I would never dream of giving myself 100% marks as an eco-warrior but I do try to do my bit particularly with plastic. I also fully understand that the current crisis demands the highest level of protection for medical personnel but I personally produced I reckon 3 full (plastic) sacks of plastic in my 5 days in isolation. How you might ask. Well the PPE protocol is that when a nurse or doctor visit you they must don a white plastic full body apron and then a wrap around blue dressing gown style overall and of course the requisite surgical gloves. What I didn’t expect was as they backed away from you, they then went to the large bin in the room and stripped and deposited everything in it before they left. So maybe over the course of the 5 days 30 or 40 PPE outfits plus the maybe 10 catheter cables, (too many!) plastic syringes and then the doubly wrapped individual tablets and medications. Yes, I do understand we can’t go back to the gleaming stainless-steel instrument steriliser which was really just a square electric kettle that was in my father’s surgery but there is a problem here.
Yesterday someone opined on FB how the world might change after C19 as air travel did after 9/11. An effort must be made to come up with a different solution to the problem of cross contamination. Multiply my 3 sacks by the numbers in hospital globally by goodness knows how many days and it’s not a pretty picture and that is only the excess generated by C19. I am not trying to preach or point fingers at this critical time in all our lives but we must get some good out of all this. Solving the huge medical plastic waste issue would be a welcome benefit.

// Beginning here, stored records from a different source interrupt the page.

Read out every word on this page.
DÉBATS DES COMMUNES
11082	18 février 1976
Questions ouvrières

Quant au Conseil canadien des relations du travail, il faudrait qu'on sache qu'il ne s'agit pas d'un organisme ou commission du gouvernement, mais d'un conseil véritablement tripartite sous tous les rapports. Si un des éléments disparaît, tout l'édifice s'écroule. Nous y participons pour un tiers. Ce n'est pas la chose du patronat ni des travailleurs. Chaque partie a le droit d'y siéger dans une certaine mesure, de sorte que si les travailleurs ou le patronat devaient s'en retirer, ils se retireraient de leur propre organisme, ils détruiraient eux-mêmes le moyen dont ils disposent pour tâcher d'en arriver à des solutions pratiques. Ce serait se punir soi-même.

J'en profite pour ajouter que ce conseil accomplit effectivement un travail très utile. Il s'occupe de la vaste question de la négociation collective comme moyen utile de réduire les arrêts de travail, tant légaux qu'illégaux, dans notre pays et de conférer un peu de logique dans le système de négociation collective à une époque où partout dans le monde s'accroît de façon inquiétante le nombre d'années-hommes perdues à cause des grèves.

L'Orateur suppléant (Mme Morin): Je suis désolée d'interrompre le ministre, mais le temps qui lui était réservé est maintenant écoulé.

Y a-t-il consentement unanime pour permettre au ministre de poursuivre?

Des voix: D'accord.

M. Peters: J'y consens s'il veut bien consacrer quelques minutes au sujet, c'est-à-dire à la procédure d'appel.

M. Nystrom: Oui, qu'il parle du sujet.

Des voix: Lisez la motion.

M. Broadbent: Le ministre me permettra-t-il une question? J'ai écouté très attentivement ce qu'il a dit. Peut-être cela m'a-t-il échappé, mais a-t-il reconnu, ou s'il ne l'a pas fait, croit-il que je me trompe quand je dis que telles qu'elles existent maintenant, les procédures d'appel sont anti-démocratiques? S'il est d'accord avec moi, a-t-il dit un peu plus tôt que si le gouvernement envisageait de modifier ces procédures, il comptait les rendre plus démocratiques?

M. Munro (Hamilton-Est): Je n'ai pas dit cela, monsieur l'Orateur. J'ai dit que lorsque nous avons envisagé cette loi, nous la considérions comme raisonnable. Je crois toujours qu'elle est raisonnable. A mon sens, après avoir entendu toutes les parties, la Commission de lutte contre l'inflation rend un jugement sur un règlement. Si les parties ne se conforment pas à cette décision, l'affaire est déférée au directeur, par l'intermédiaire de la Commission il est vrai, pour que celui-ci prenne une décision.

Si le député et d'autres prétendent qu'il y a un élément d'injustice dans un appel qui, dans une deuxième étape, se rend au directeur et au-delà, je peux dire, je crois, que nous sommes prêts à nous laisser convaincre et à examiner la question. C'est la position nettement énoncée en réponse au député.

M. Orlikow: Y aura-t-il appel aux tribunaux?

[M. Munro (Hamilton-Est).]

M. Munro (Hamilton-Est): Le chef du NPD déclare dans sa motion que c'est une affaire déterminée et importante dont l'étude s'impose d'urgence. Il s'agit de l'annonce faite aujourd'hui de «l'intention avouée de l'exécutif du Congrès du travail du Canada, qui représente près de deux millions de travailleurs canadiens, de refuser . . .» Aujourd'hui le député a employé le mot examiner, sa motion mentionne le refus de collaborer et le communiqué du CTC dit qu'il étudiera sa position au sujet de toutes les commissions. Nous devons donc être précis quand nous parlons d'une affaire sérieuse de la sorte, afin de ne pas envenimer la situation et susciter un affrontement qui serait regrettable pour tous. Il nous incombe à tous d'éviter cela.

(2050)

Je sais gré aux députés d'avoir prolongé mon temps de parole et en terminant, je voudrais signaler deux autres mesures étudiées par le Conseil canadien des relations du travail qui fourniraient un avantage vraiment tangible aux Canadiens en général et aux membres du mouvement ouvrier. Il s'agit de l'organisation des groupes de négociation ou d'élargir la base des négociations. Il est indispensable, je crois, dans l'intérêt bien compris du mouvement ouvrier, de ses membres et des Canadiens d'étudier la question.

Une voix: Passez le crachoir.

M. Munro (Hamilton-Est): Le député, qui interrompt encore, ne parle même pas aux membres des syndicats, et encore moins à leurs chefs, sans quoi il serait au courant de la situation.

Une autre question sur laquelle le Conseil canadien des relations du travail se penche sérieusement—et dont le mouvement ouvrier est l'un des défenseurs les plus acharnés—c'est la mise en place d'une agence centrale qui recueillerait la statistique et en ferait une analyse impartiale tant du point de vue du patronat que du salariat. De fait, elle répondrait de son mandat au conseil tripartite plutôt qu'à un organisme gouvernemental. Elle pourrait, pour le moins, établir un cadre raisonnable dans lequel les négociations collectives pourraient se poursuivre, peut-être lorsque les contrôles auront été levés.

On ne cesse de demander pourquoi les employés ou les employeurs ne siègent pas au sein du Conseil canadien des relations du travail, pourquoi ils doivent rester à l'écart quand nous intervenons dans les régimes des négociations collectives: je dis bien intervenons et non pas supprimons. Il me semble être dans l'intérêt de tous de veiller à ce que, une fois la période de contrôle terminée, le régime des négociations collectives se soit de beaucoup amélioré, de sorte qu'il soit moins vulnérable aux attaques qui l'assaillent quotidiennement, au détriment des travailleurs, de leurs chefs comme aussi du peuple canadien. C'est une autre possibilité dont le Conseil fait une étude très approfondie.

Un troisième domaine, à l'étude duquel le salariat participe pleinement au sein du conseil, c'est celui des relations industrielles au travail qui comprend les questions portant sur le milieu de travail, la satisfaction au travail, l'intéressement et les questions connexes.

When I made my first visit to the hospital here in Arrecife back in 2011 I was more than pleasantly surprised to find a free GobCan WiFi signal available. I have a suspicion that we still have the same 2011 infrastructure delivering WiFi but WiFi technology has moved on and the hospital has an inherent problem with the metal shuttered windows throughout the building being a first-class impediment to the successful distribution of a quality WiFi signal. Having a background in telecoms from another life I am pretty certain that a bank of 2020 repeaters through the building would probably drastically improve coverage and quality. I bring this up as almost everybody, even the Golden generation like me, now communicate by smart phone and it’s how I’ve been able to get these words out. Like it or not that will only become more prevalent going forward and I certainly know the value of it over the last few days in keeping in touch with family.
So where am I going with this? Well after this C19 crisis GobCan or the health authorities will have enough on their plate getting their critical medical supply budgets back in kilter to be worried about WiFi signal quality. But every one of us on the island will most likely be in the hospital at some time in the future and will need to communicate which can be almost impossible if you are in the wrong area. I would like to try when I get out of here in a week or so to see if we could set up a crowd funding page that at say 10 euros donation by even 15,000 people should be enough to upgrade the system and if its more we can find out in advance.
My home WiFi network, for obvious reasons to frighten potential hackers away, has always been called CatchaVirus. In the future we could maybe sign on here in the hospital to the “C19 Heroes” network, a small tribute to their selfless work.
On that note I will sign off “over and inside”
Get the message?
Stay at home!
PS A very special thank you to the many hundreds of good wishes from my previous article.
Ed: We’ll donate to the fund, Paul. Get it set up once you’re home and we’ll pledge and also publicise it.